Partner Spotlight: Hebrew Free Loan

Hebrew Free Loan is a nonprofit that promotes self-sufficiency and financial responsibility in the Northern California Jewish community. The organization provides interest-free loans to Jewish individuals and families throughout Northern California. Loans help people overcome challenging financial situations or realize lifelong dreams. Loan types include business, debt consolidation, emergency, first time homebuyer, health care, special needs, student, and more. Read more in our Partner Spotlight with Hebrew Free Loan below!

What is the history behind starting Hebrew Free Loan?

Our story began in San Francisco in 1897. Guided by Jewish values, nine founding members each pledged to contribute 25 cents a month until they had enough capital to start a loan fund. Their first zero-interest loan of $5 helped an immigrant vendor buy a pushcart. Since our repayment rate is 99.75%, we like to think that those funds are being recycled to this day. We now have over 1,000 active loans circulating in the community, totaling $9.5 million.

Hebrew Free Loan was born out of the need to lend a hand to new Jewish immigrants resettling in San Francisco from Eastern Europe. Due to anti-Semitic restrictions, many banks refused to provide loans to Jews, so members of the Jewish community relied on each other for support.

Our loan recipients have included refugees from World Wars I and II; those escaping from behind the Iron Curtain in the 1950s and ‘60s; and waves of immigrants from the Soviet Union in the last quarter of the 20th century. Today, among others, we help hardworking students afford an education, would-be parents pursue adoption or fertility treatment, the recently unemployed manage their expenses, and entrepreneurs launch or expand their businesses.

Hebrew Free Loan President, Sharon Silverman, with Senator Scott Weiner, presenting Hebrew Free Loan with a CA Senate Resolution commending the agency for 120 years of service to the community.

How does providing zero-interest loans to the community help San Francisco’s economic development?

Our interest-free loans have a ripple effect that reaches far beyond the individual loan recipient. In particular, our business loan program helped establish and expand many enterprises in San Francisco which have, in turn, created employment opportunities for hundreds of people. Philz Coffee Truck, Frena Bakery & Café, Avital Tours, Petals: A Flower Studio, and Zest Books are among numerous San Francisco businesses that Hebrew Free Loan has supported.

Beyond business loans, our services stimulate economic development by encouraging self-sufficiency and fiscal responsibility. We help people achieve major milestones, such as buying their first home or attaining higher education, without incurring high-interest debt. This keeps more capital circulating throughout the local economy and lays the foundation for a more sustainable future.

How does Hebrew Free Loan partner with other businesses in the San Francisco community?
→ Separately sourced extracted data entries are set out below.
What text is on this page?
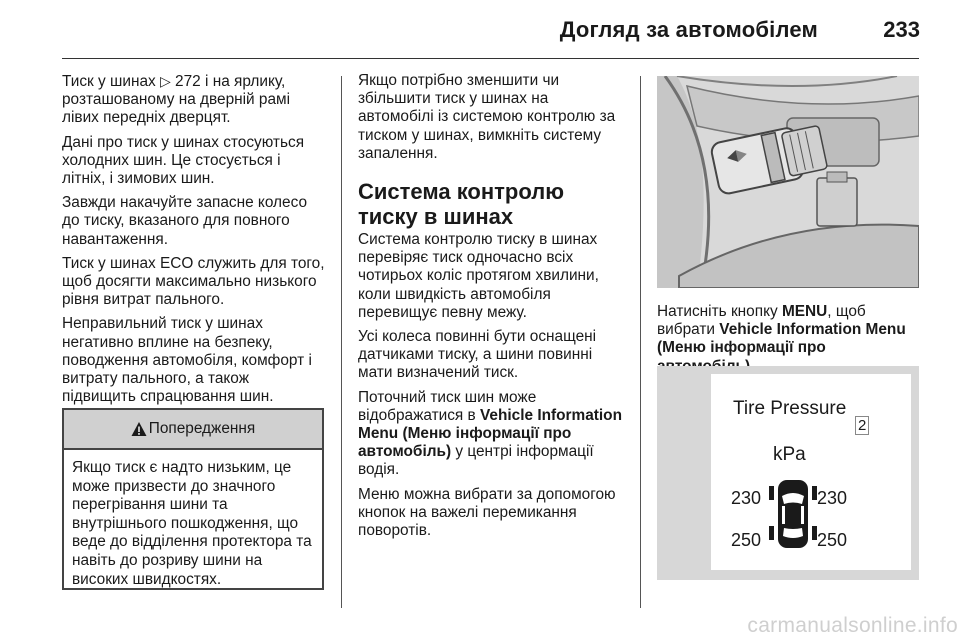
Догляд за автомобілем	233

Тиск у шинах ▷ 272 і на ярлику, розташованому на дверній рамі лівих передніх дверцят.

Дані про тиск у шинах стосуються холодних шин. Це стосується і літніх, і зимових шин.

Завжди накачуйте запасне колесо до тиску, вказаного для повного навантаження.

Тиск у шинах ECO служить для того, щоб досягти максимально низького рівня витрат пального.

Неправильний тиск у шинах негативно вплине на безпеку, поводження автомобіля, комфорт і витрату пального, а також підвищить спрацювання шин.

Попередження
Якщо тиск є надто низьким, це може призвести до значного перегрівання шини та внутрішнього пошкодження, що веде до відділення протектора та навіть до розриву шини на високих швидкостях.

Якщо потрібно зменшити чи збільшити тиск у шинах на автомобілі із системою контролю за тиском у шинах, вимкніть систему запалення.

Система контролю тиску в шинах

Система контролю тиску в шинах перевіряє тиск одночасно всіх чотирьох коліс протягом хвилини, коли швидкість автомобіля перевищує певну межу.

Усі колеса повинні бути оснащені датчиками тиску, а шини повинні мати визначений тиск.

Поточний тиск шин може відображатися в Vehicle Information Menu (Меню інформації про автомобіль) у центрі інформації водія.

Меню можна вибрати за допомогою кнопок на важелі перемикання поворотів.

Натисніть кнопку MENU, щоб вибрати Vehicle Information Menu (Меню інформації про
Tire Pressure
2
kPa
230	230
250	250
carmanualsonline.info
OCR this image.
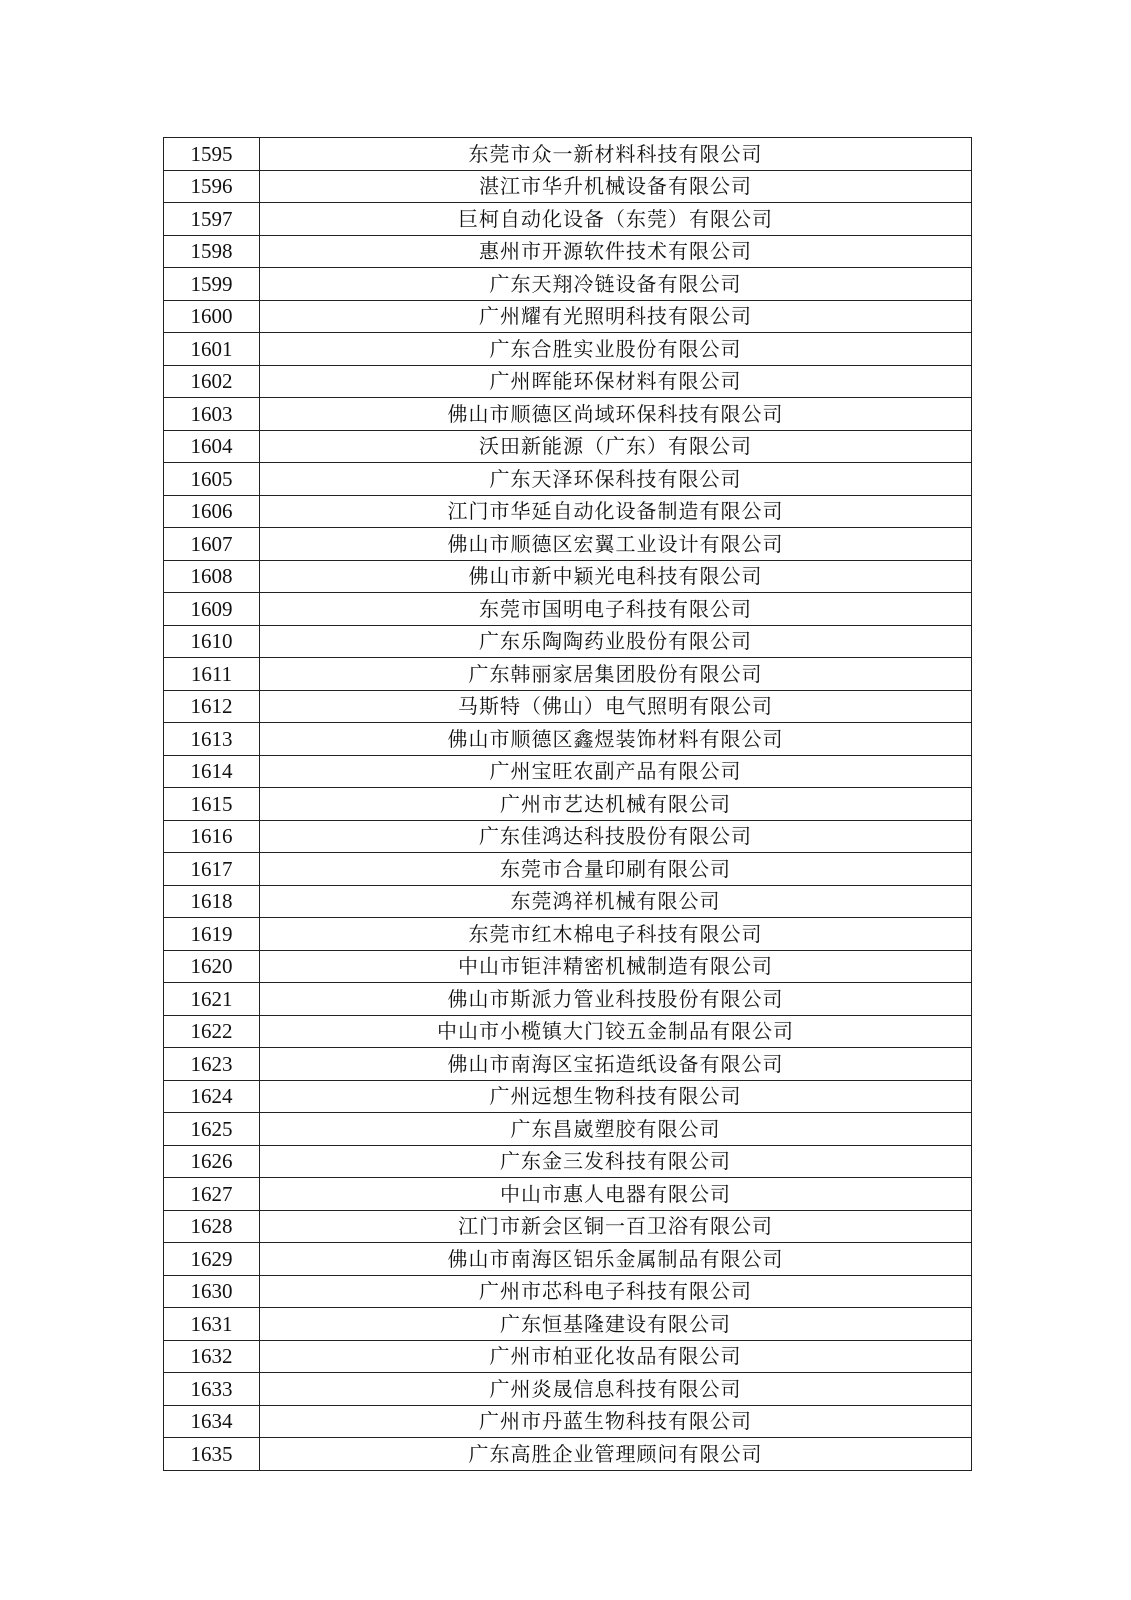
1595	东莞市众一新材料科技有限公司
1596	湛江市华升机械设备有限公司
1597	巨柯自动化设备（东莞）有限公司
1598	惠州市开源软件技术有限公司
1599	广东天翔冷链设备有限公司
1600	广州耀有光照明科技有限公司
1601	广东合胜实业股份有限公司
1602	广州晖能环保材料有限公司
1603	佛山市顺德区尚域环保科技有限公司
1604	沃田新能源（广东）有限公司
1605	广东天泽环保科技有限公司
1606	江门市华延自动化设备制造有限公司
1607	佛山市顺德区宏翼工业设计有限公司
1608	佛山市新中颖光电科技有限公司
1609	东莞市国明电子科技有限公司
1610	广东乐陶陶药业股份有限公司
1611	广东韩丽家居集团股份有限公司
1612	马斯特（佛山）电气照明有限公司
1613	佛山市顺德区鑫煜装饰材料有限公司
1614	广州宝旺农副产品有限公司
1615	广州市艺达机械有限公司
1616	广东佳鸿达科技股份有限公司
1617	东莞市合量印刷有限公司
1618	东莞鸿祥机械有限公司
1619	东莞市红木棉电子科技有限公司
1620	中山市钜沣精密机械制造有限公司
1621	佛山市斯派力管业科技股份有限公司
1622	中山市小榄镇大门铰五金制品有限公司
1623	佛山市南海区宝拓造纸设备有限公司
1624	广州远想生物科技有限公司
1625	广东昌崴塑胶有限公司
1626	广东金三发科技有限公司
1627	中山市惠人电器有限公司
1628	江门市新会区铜一百卫浴有限公司
1629	佛山市南海区铝乐金属制品有限公司
1630	广州市芯科电子科技有限公司
1631	广东恒基隆建设有限公司
1632	广州市柏亚化妆品有限公司
1633	广州炎晟信息科技有限公司
1634	广州市丹蓝生物科技有限公司
1635	广东高胜企业管理顾问有限公司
Our Business Circle program brings together local business owners to gain visibility and build customer loyalty while investing in Hebrew Free Loan’s community programs. Business Circle members support the agency and make it possible for other entrepreneurs to receive interest-free business loans, while promoting their own businesses to the entire Hebrew Free Loan community: donors, guarantors, and loan recipients. Member benefits are tailored to individual business needs.

Business loan recipients at our 1st Annual Business Circle Luncheon in March 2017.

What are some other ways that Hebrew Free Loan gives back to the community?

As a social service nonprofit, everything we do is intended to give back to people in need. In addition to supporting the Jewish community, Hebrew Free Loan established the Nonsectarian Student Loan Program in 2014 to reach out to the broader community. This program provides interest-free loans, on a nonsectarian basis, to lower income students pursuing higher education. Applicants are referred to us by local youth development organizations. The program has assisted 47 students so far, and most are the first in their families to attend college.